In der Praxis stellen solche Maßnahmen die „Alternative“ zu freiheitsentziehenden Maßnahmen im Rahmen der KJH in Deutschland dar. Insofern sollte die Norm zu Auslandsmaßnahmen zumindest Regelungen zur Sicherung von Rechten, wie sie auch im § 1631b BGB vorgesehen sind, beinhalten und ggfs. eine richterliche Kontrolle beinhalten.
Uns ist bewusst, dass dieser Aspekt nicht unmittelbar mit der Ausgestaltung des SGB VIII zu einem inklusiven KJH-Recht zusammenhängt, dennoch sollte die Chance genutzt werden, hier zumindest vergleichbare Standards für diese zahlenmäßig zwar kleine, hinsichtlich der Vulnerabilität aber besonders gefährdeten Gruppe zu etablieren.
7. § 41 Hilfe für junge Volljährige
Wir gehen davon aus, dass die Regelungen des § 41 sowohl für Hilfen zur Erziehung wie auch für Leistungen zur Eingliederungshilfe gelten.

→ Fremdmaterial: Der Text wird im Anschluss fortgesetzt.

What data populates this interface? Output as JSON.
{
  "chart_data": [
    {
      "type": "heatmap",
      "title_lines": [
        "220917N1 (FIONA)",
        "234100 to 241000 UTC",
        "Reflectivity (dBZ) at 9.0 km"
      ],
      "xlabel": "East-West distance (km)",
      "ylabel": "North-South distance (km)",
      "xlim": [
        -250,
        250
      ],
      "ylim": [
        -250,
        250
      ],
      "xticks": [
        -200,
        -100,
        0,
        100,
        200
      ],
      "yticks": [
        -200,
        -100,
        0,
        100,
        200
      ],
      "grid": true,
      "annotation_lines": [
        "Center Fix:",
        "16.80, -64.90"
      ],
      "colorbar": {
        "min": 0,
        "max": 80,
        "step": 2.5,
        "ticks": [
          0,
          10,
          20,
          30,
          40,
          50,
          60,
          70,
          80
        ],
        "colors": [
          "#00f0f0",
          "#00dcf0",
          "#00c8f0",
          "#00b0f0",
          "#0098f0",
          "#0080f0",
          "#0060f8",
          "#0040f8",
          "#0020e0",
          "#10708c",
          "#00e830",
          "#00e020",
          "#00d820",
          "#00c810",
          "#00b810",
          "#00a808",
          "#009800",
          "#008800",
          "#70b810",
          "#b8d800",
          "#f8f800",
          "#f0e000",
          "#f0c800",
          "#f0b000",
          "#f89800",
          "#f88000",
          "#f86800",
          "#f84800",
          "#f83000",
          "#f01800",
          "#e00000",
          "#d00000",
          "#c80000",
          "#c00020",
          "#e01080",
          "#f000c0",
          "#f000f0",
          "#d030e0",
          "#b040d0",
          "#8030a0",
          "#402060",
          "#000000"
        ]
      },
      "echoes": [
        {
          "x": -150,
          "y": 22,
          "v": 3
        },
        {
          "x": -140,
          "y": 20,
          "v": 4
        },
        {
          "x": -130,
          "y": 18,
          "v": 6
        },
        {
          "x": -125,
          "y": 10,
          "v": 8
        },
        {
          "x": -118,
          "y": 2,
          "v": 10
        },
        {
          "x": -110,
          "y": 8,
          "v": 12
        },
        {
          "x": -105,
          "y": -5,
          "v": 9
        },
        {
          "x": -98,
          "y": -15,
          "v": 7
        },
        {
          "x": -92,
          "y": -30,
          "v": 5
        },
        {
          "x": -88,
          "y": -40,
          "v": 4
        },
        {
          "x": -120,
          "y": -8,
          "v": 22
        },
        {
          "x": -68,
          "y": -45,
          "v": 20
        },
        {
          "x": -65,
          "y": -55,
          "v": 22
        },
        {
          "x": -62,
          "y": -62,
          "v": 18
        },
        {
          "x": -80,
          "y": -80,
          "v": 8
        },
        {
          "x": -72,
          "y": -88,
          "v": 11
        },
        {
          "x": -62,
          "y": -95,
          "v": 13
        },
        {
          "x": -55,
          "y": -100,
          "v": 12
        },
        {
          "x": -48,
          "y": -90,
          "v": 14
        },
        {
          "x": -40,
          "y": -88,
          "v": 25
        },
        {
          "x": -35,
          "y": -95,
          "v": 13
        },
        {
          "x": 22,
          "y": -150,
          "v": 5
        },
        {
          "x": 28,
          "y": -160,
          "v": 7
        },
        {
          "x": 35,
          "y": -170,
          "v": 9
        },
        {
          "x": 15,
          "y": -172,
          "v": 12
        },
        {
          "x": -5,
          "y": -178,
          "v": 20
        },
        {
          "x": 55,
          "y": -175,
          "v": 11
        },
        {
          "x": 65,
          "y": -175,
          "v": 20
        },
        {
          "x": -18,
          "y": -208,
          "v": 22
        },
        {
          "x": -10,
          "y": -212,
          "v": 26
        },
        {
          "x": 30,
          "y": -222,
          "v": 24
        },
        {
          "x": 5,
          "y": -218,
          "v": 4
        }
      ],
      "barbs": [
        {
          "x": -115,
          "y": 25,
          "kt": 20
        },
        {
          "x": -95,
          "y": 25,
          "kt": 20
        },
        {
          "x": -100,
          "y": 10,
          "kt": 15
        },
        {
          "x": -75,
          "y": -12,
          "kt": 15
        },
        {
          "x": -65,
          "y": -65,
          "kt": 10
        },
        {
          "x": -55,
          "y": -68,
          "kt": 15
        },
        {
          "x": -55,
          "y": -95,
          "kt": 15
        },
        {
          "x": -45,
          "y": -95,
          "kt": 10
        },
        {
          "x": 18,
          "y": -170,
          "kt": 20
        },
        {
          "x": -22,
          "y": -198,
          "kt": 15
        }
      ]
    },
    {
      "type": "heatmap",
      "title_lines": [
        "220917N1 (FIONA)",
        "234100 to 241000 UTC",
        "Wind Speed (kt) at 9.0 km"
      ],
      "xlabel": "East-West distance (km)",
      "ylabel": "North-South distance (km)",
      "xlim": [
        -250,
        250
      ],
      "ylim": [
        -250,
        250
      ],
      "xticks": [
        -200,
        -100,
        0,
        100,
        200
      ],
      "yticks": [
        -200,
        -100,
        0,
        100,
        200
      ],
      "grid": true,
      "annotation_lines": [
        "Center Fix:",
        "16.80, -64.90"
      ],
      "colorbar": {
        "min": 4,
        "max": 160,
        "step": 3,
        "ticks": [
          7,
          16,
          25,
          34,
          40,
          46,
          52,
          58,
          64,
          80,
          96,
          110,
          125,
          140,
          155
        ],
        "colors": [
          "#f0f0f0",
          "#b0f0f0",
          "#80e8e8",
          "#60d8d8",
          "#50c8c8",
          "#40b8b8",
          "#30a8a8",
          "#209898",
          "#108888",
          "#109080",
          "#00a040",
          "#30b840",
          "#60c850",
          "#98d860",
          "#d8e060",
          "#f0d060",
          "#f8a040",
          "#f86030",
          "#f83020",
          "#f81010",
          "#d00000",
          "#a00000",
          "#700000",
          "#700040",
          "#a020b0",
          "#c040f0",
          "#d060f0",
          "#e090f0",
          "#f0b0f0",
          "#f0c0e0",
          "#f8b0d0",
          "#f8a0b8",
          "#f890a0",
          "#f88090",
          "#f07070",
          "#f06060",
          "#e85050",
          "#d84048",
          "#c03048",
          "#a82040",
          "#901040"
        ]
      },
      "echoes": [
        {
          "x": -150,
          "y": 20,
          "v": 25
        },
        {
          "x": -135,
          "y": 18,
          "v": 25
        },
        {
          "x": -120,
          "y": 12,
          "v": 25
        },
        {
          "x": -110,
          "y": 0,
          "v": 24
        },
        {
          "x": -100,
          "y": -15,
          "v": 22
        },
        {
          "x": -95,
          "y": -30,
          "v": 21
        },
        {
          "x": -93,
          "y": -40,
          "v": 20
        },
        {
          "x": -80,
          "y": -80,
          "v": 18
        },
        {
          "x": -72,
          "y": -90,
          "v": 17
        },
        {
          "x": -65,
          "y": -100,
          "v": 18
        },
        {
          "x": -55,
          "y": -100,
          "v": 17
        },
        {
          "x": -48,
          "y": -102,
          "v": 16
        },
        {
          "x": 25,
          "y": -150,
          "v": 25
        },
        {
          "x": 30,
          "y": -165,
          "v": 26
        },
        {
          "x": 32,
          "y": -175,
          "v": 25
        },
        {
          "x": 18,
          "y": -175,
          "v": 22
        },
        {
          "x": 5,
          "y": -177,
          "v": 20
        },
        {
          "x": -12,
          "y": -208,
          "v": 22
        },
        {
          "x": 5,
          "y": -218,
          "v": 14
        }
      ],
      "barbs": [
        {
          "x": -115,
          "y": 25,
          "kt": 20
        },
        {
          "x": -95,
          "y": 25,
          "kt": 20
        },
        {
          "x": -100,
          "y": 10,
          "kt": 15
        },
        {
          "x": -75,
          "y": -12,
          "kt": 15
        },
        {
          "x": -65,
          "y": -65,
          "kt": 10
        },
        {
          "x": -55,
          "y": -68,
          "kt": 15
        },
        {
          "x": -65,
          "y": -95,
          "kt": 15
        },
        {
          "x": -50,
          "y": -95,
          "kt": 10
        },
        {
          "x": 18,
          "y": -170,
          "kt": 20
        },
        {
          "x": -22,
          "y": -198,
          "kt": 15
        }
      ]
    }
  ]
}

Um dies zu präzisieren müsste an dieser Stelle der auch an anderen Stellen verwendete Passus verwendet werden:
„Hilfen und Leistungen zur Eingliederung für junge Volljährige“
Sollte dies jedoch bisher nicht intendiert sein, so plädieren wir ausdrücklich für eine Änderung und Gleichstellung der Regelungen.
8. Sonstiges
Hinsichtlich der Verfahrenslots:innen begrüßen wir die Entfristung des § 10b SGB VIII-RefE.
Die in § 35c vorgesehenen Regelungen zu Früherkennung/-förderung unterstützen wir sehr, da dadurch die bisherige gute Praxis fortgesetzt werden kann.
Schlussbemerkung
Insgesamt begrüßen wir den Entwurf und möchten nochmals unterstreichen, dass aus fachlicher Sicht ein Scheitern einer inklusiven Lösung nicht verständlich wäre und dies auch bei uns und in der Fachwelt zu großer Empörung führen würde. Nach einem über mehrere Legislaturperioden andauerndem Prozess der Entwicklung einer inklusiven Ausgestaltung unter dem Dach der Kinder- und Jugendhilfe, an dem wir uns sehr aktiv beteiligt haben, hielten wir ein Scheitern an etwaigen Partikularinteressen (auf welcher Ebene auch immer) für desaströs und wir hielten dies für einen Schaden für die betroffenen Kinder, Jugendlichen, jungen Erwachsenen und Familien. Insofern appellieren wir an alle Beteiligten im parlamentarischen Verfahren, das Gesetzgebungsverfahren nicht scheitern zu lassen. Wir stehen sehr gern als notwendiger Kooperationspartner:innen für die praktische Ausgestaltung eines IKJHG zur Verfügung.